The horse steadied long enough for me to focus. A tail of wind slithered through the trunks. The temperature dipped to an eerie degree. Restlessness stirred among the undergrowth.
“Nicu,” I muttered slowly while scanning the forest. “Do not move.”
My liege had already stalled his antsy mount. Like Aspen, he couldn’t have noticed the disturbance prior, but he did comprehend the tension in my voice.
Steel hissed as Aspen drew the axe from her garter. “Aire.”
My eyes swerved, following her trajectory. That solitary leaf fluttered, a translucent swatch of wind scooping it from the earth. Unlike my companions, I discerned this clearly, as if this zephyr was a tangible thing.
The breeze kicked up speed, pushing through our clothes, a sharp whistle reverberating across the woods. In its wake, the dark red leaf spiraled high, leveling with our gazes like a drop of crimson blood.
Fuck. Paved roads served as fair passage amid nature, but straying too far off the beaten path provoked the elements to react instinctively and protect itself against potential invaders. Much like sap drizzling down a branch to trap unwanted pests from feeding on its resources, nature targeted those who felled lumber out of greed instead of survival, harmed roaming fauna for sport, or ventured onto consecrated ground.
“The roots are communicating,” Aspen whispered.
Reaching backward, I withdrew my broadswords and leaned in, murmuring against her ear, “It is not the roots.”
Those could be a crushing hazard in some territories of Autumn. But here, we had traveled into a different peril.
Aspen must have heard the tales, because she sucked in oxygen. “The leaves.”
Indeed. Riding through wouldn’t be an option. Attempting such a thing would shred us to filaments, excluding the fauna.
Shifting in the saddle, Aspen and I mouthed to Nicu,“Get off the horse.”
The Royal’s bulging eyes signified confusion. He would not understand what dismounting had to do with impending danger. I opened my mouth to recite a line that had been established by Poet, but Aspen got there first.
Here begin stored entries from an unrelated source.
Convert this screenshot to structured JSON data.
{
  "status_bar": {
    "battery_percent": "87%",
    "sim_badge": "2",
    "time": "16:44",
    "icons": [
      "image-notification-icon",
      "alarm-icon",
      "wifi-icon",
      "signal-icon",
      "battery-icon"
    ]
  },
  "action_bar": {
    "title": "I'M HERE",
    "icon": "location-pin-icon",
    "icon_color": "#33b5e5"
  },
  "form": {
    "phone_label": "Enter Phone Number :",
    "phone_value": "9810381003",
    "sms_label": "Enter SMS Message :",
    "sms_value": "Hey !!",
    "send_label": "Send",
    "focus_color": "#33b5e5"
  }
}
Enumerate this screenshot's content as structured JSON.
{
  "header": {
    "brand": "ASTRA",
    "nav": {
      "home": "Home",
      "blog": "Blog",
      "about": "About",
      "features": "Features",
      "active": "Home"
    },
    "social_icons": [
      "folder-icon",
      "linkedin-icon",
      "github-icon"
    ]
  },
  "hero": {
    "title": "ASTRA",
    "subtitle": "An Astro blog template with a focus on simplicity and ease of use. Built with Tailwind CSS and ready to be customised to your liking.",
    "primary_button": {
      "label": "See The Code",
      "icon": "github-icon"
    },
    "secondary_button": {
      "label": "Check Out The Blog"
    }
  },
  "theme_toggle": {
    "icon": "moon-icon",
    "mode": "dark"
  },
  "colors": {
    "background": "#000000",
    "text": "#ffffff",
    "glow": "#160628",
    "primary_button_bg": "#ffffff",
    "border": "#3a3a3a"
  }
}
Leaping off the seat and bracing her axe, she quoted silently,“What does hide mean?”
Those green eyes flickered in recognition. Nodding, Nicu patted the animal’s mane to soothe the creature, then hopped to the ground.
The second he landed, I was off the stallion and hurling myself in front of Nicu and Aspen. At the same moment, the wind lashed, scattering more leaves into an airborne vortex wrought from Autumn lore. Animating into motion, their bristling edges sharpened like spikes, and they surged toward us.
With a growl, I spun my weapons and skewered through the cyclone. The leaves broke apart like shards of glass, then circled before gathering additional momentum. Sweeping more foliage from the branches and understory, the mass split into a larger pair.
Only now they changed form. The leaves formed wraith-like silhouettes, the figures slicing our way. They diced past the brambles, shearing through thick branches, hedges, and rocks as if those impediments were made of paper.
A cluster flew past my throat, the honed rims slashing my flesh like the teeth of a saw. Fluid dribbled down the side of my neck, the pain trapping a bellow in my lungs.
I slammed my broadswords into the fray, but the shattered wraiths reshaped themselves, multiplying with every thrust of the weapons. Aspen screeched in fury, her axe tearing a rift into one of the abominable figments, then she pivoted in the opposite direction to block another from Nicu.
These creatures would not touch them. Not as I lived and breathed.
I leaped into the scrimmage while Nicu and Aspen screamed my name. Like a flock of beasts, the apparitions closed in, shearing through my coat. I ducked and thrust,windmilling the swords and dismantling the largest specter with a crisscrossing swipe of both weapons.
Again, the move backfired. Instead of crumbling, the gruesome thing divided into two wraiths.
Then steel flashed, spearing into the leaves, followed by another blade hacking apart a second figure. The funnel shuddered, its belly opening. I plowed through, my shoulders ramming past the apparitions.
On the outside, Nicu wielded his dagger. Lines of red sketched his cheekbones and wrists, but he was alive.
Alive and as valiant as any warrior. Somehow, he’d ascertained my presence inside the quagmire and minced through the figures while Aspen chopped away as his side.
And yet. These macabre figments had injured him and targeted Aspen. A feral roar carved from my lungs, and my weapons speared into the cyclone.
Our trio whirled toward the leaves, placing our backs to one another. Aspen raised the axe, Nicu gripped his blade, and I balanced my swords. Together, we hewed through the wraiths, chiseling them down only to produce a vaster number.